Old power seen with new eyes. Two kinds of engineering coming together. A flying camera and the Flying Scotsman.

In the end, the footage isn’t really about a train.
It’s about what we choose to keep alive.

About the human need to gather at the edge of a field and watch something legendary pass by, just to feel connected to a time when progress had steam in its lungs and fire in its belly.

(DM for commissions, shoots or just to chat about projects you're working on that might need cinematic shots, FPV fly throughs or aerials.)

Technical Note: Filming the Flying Scotsman involved high-speed vehicle pursuit and tracking across heritage rail networks. Operations featured bespoke drone systems, engineered to maintain signal and stability in varied weather conditions and complex topographical environments.
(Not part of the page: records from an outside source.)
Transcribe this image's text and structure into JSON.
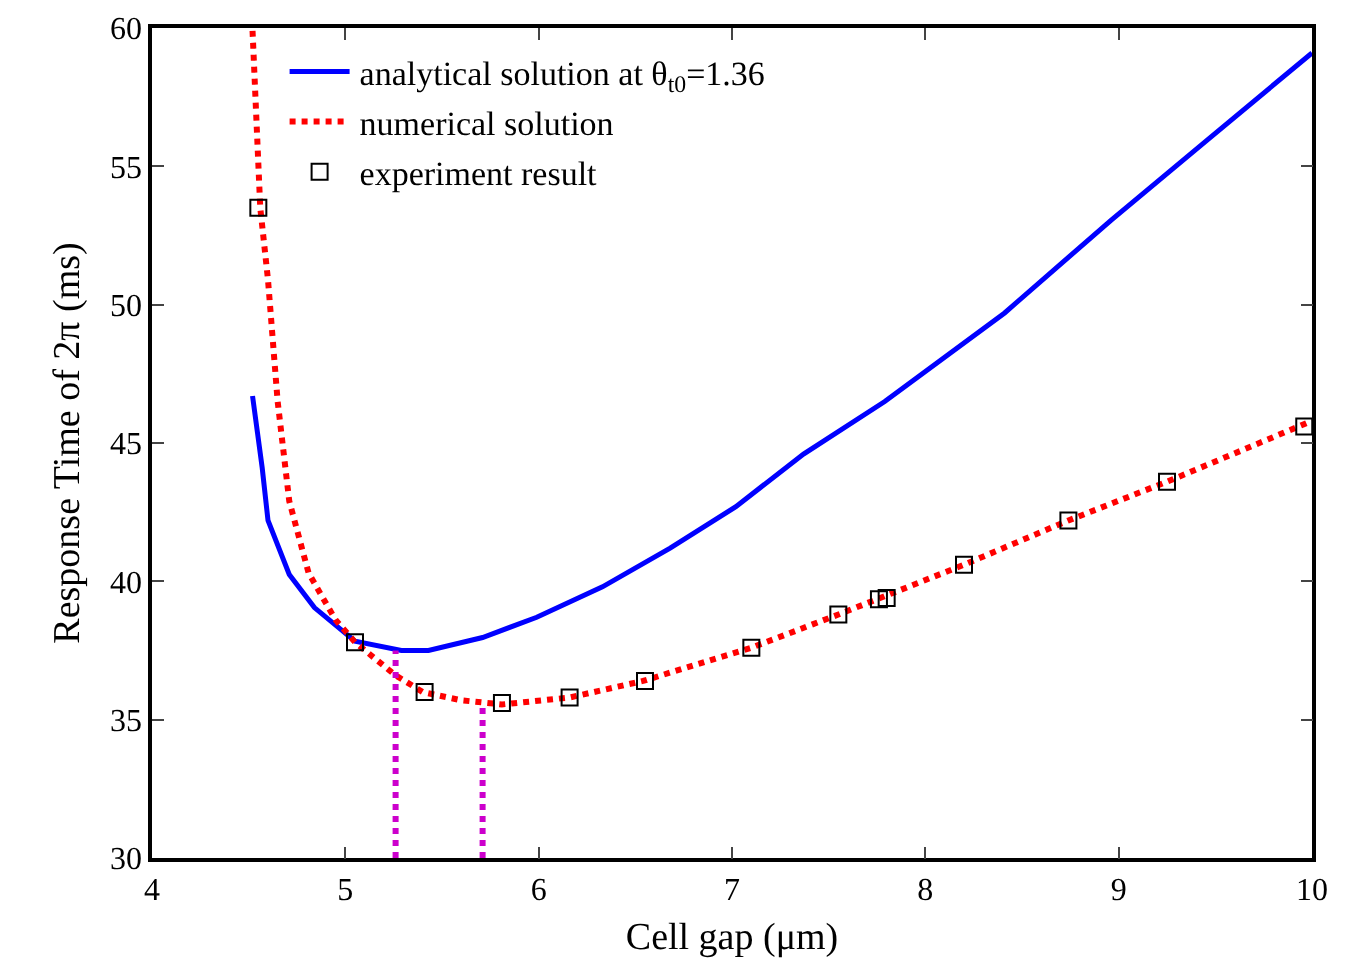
{
  "chart_data": {
    "type": "line",
    "xlabel": "Cell gap (μm)",
    "ylabel": "Response Time of 2π (ms)",
    "xlim": [
      4,
      10
    ],
    "xticks": [
      4,
      5,
      6,
      7,
      8,
      9,
      10
    ],
    "ylim": [
      30,
      60
    ],
    "yticks": [
      30,
      35,
      40,
      45,
      50,
      55,
      60
    ],
    "grid": false,
    "legend": "top left",
    "series": [
      {
        "name": "analytical solution at θ$_{t0}$=1.36",
        "color": "#0000ff",
        "line_style": "solid",
        "marker": "none",
        "x": [
          4.52,
          4.57,
          4.6,
          4.71,
          4.84,
          5.05,
          5.29,
          5.43,
          5.71,
          5.99,
          6.33,
          6.68,
          7.02,
          7.37,
          7.79,
          8.41,
          8.96,
          9.45,
          10
        ],
        "values": [
          46.7,
          44.1,
          42.2,
          40.25,
          39.05,
          37.84,
          37.5,
          37.5,
          37.97,
          38.7,
          39.8,
          41.2,
          42.7,
          44.6,
          46.5,
          49.7,
          53.05,
          55.9,
          59.1
        ]
      },
      {
        "name": "numerical solution",
        "color": "#ff0000",
        "line_style": "dotted",
        "marker": "none",
        "x": [
          4.52,
          4.56,
          4.6,
          4.65,
          4.71,
          4.81,
          4.95,
          5.05,
          5.26,
          5.4,
          5.6,
          5.81,
          6.16,
          6.54,
          7.1,
          7.55,
          8.2,
          8.74,
          9.25,
          10
        ],
        "values": [
          59.9,
          53.5,
          50.9,
          46.5,
          42.9,
          40.3,
          38.6,
          37.8,
          36.6,
          36.0,
          35.7,
          35.55,
          35.8,
          36.4,
          37.6,
          38.8,
          40.6,
          42.2,
          43.6,
          45.8
        ]
      },
      {
        "name": "experiment result",
        "type": "scatter",
        "color": "#000000",
        "marker": "square",
        "x": [
          4.55,
          5.05,
          5.41,
          5.81,
          6.16,
          6.55,
          7.1,
          7.55,
          7.76,
          7.8,
          8.2,
          8.74,
          9.25,
          9.96
        ],
        "values": [
          53.5,
          37.8,
          36.0,
          35.6,
          35.8,
          36.4,
          37.6,
          38.8,
          39.35,
          39.4,
          40.6,
          42.2,
          43.6,
          45.6
        ]
      },
      {
        "color": "#cc00cc",
        "line_style": "dotted",
        "marker": "none",
        "x": [
          5.26,
          5.26
        ],
        "values": [
          30,
          37.5
        ]
      },
      {
        "color": "#cc00cc",
        "line_style": "dotted",
        "marker": "none",
        "x": [
          5.71,
          5.71
        ],
        "values": [
          30,
          35.6
        ]
      }
    ]
  }
}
High-speed FPV drone pursuit of The Flying Scotsman by Lewis Whyld. Specialist vehicle tracking, heritage rail cinematography, and cinematic aerials of the legendary steam locomotive. Expert in high-speed pursuit filming, RED Komodo Cinelifters, and weather-hardened drone operations.


Whyldthings Extended Showreel of Emmy winning aerial cinematography

Comprehensive FPV and drone cinematography showreel by Emmy-winner Lewis Whyld. Specialist in disaster zone aerials (earthquakes, typhoons, refugee crisis), large-scale industrial infrastructure, automotive drifting pursuit, and high-end music video production. Expert in CNN broadcast news, global humanitarian filming, and cinematic brand campaigns.

From documenting the human toll of earthquakes, typhoons, and the global refugee crisis for CNN to capturing high-speed drifting and large-scale industrial infrastructure, this extended showreel demonstrates the full breadth of our aerial capabilities.

Whether it’s a sensitive humanitarian documentary or a high-energy music video, we provide a safe, cinematographer-first approach that prioritises the story, regardless of the environment.